5. Framework gap notes¶

What this walkthrough taught us about the current ChromData / uchrom.io.seqfish_multiomics surface after linking the Takei 2025 DNA tracing data with the RNA expression matrix:

Resolved in this branch¶

load_takei2025_cerebellum() is now the primary entry point for this dataset. It reuses existing paired .h5cd / .h5ad artifacts, or downloads the Zenodo/GitHub sources and builds them when missing.
The loader returns a ChromData; the linked RNA expression matrix is available at cdata.linked_adata. The .h5cd stores the lazy path to the paired .h5ad in uns['linked_anndata'].
Cell IDs are aligned across chromatin tracing and RNA expression. adata.obs fields such as n_transcripts and n_genes_by_counts are merged back into cdata.cells.
coords, spots[chrom/start/end/trace_id/cell_id], the 62 tracks columns, cells['cell_type'], cellm['umap'], cdata.linked_adata, and the subset accessors (get_chrom, get_cell, get_trace) are enough for the walkthrough panels above, except for the paper’s omitted snRNA-seq row in Fig 3f.
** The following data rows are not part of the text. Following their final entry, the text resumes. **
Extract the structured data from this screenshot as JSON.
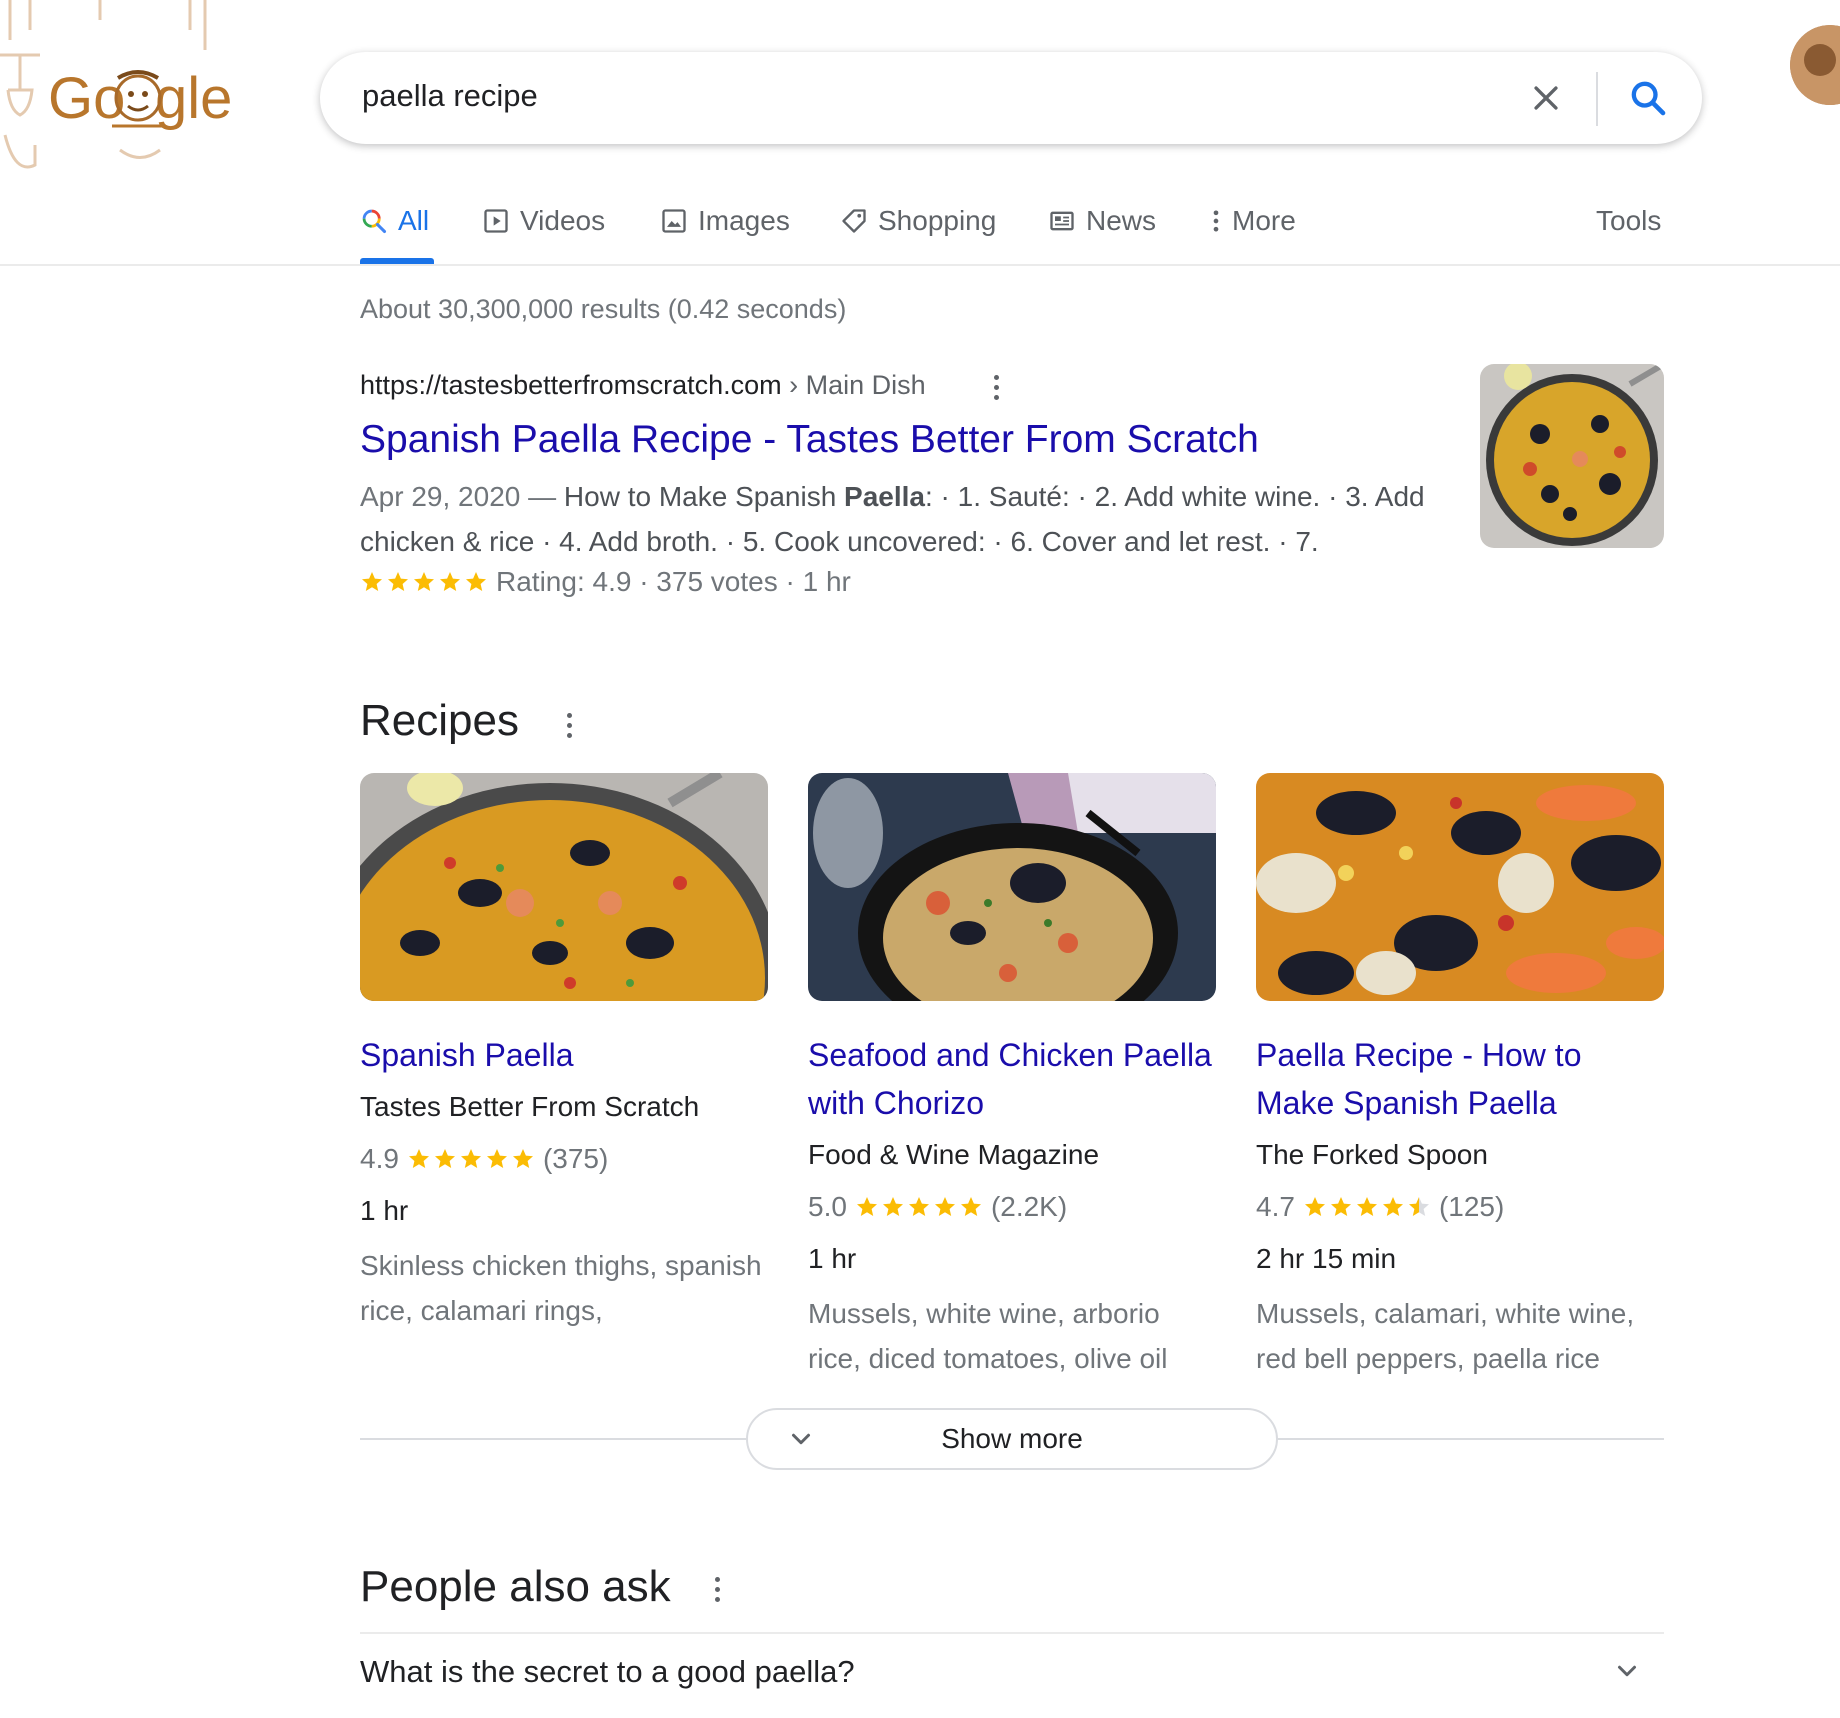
{
  "search": {
    "query": "paella recipe"
  },
  "tabs": [
    {
      "label": "All",
      "icon": "search-icon",
      "active": true
    },
    {
      "label": "Videos",
      "icon": "play-icon"
    },
    {
      "label": "Images",
      "icon": "image-icon"
    },
    {
      "label": "Shopping",
      "icon": "tag-icon"
    },
    {
      "label": "News",
      "icon": "newspaper-icon"
    },
    {
      "label": "More",
      "icon": "dots-vertical-icon"
    }
  ],
  "tools_label": "Tools",
  "result_stats": "About 30,300,000 results (0.42 seconds)",
  "result": {
    "url": "https://tastesbetterfromscratch.com",
    "path": " › Main Dish",
    "title": "Spanish Paella Recipe - Tastes Better From Scratch",
    "date": "Apr 29, 2020 — ",
    "snippet_a": "How to Make Spanish ",
    "snippet_bold": "Paella",
    "snippet_b": ": · 1. Sauté: · 2. Add white wine. · 3. Add chicken & rice · 4. Add broth. · 5. Cook uncovered: · 6. Cover and let rest. · 7.",
    "rating_text": "Rating: 4.9 · 375 votes · 1 hr",
    "rating": 4.9
  },
  "recipes": {
    "title": "Recipes",
    "cards": [
      {
        "title": "Spanish Paella",
        "source": "Tastes Better From Scratch",
        "rating": "4.9",
        "rating_value": 4.9,
        "count": "(375)",
        "time": "1 hr",
        "ingredients": "Skinless chicken thighs, spanish rice, calamari rings,"
      },
      {
        "title": "Seafood and Chicken Paella with Chorizo",
        "source": "Food & Wine Magazine",
        "rating": "5.0",
        "rating_value": 5.0,
        "count": "(2.2K)",
        "time": "1 hr",
        "ingredients": "Mussels, white wine, arborio rice, diced tomatoes, olive oil"
      },
      {
        "title": "Paella Recipe - How to Make Spanish Paella",
        "source": "The Forked Spoon",
        "rating": "4.7",
        "rating_value": 4.7,
        "count": "(125)",
        "time": "2 hr 15 min",
        "ingredients": "Mussels, calamari, white wine, red bell peppers, paella rice"
      }
    ],
    "show_more": "Show more"
  },
  "people_also_ask": {
    "title": "People also ask",
    "questions": [
      "What is the secret to a good paella?"
    ]
  },
  "colors": {
    "link": "#1a0dab",
    "accent": "#1a73e8",
    "star": "#fbbc04"
  }
}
Remaining data/model gaps¶

What	Why it still matters
`cellm['if_mean']` (27-marker per-cell IF mean)	Would provide a compact per-cell marker matrix instead of recomputing summaries from spot-level tracks.
Raw RNA seqFISH spots	The current `.h5ad` stores aggregated cell × gene expression; raw RNA spot geometry / intron / non-barcoded mRNA are not yet first-class `ChromData` components.
scRNA reference matrix	Needed to reproduce the snRNA-seq comparison row in Fig 3f.
Gene annotation cache for long-gene tracks	The Fig 3f helper still depends on an external local annotation CSV when drawing the long-gene strip.
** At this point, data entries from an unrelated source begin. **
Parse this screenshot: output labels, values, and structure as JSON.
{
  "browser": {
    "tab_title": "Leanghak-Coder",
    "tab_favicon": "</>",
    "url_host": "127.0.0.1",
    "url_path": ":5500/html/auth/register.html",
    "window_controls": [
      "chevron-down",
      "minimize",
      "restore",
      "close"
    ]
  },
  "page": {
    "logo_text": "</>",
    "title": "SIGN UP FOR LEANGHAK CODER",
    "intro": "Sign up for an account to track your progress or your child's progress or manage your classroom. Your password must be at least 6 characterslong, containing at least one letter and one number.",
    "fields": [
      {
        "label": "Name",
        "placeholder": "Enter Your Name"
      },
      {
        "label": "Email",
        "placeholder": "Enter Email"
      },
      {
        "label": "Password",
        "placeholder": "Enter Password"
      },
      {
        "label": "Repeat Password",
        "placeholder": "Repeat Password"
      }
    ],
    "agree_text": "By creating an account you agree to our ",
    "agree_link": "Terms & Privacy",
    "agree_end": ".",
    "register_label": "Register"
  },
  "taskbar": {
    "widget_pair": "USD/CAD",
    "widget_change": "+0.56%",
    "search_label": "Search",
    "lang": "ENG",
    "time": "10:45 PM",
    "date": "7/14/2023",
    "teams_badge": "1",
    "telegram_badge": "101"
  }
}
Algorithm-level gaps (downstream modules)¶

Several inline helpers above are prototype implementations that deserve a proper home and should operate directly on ChromData plus its optional linked_adata:

Inline helper	Should live in
`per_ct_chrom_mean_structure`	`uchrom.strc.comp.eigenvector_from_distance` (with a proper per-trace pipeline)
`compute_inter_chrom_pairs` + `top5_keys`	`uchrom.fea.inter_chrom_distances` (with marker-stratified filtering)
`per_ct_region_track`	`uchrom.fea.per_ct_track_signal` (1-D pseudo-bigwig from FISH tracks)
RNA expression accessors / plotting helpers	A small multi-omics plotting layer that can consume `cdata.linked_adata` without notebook-level glue code.

These are the natural next-PR boundaries.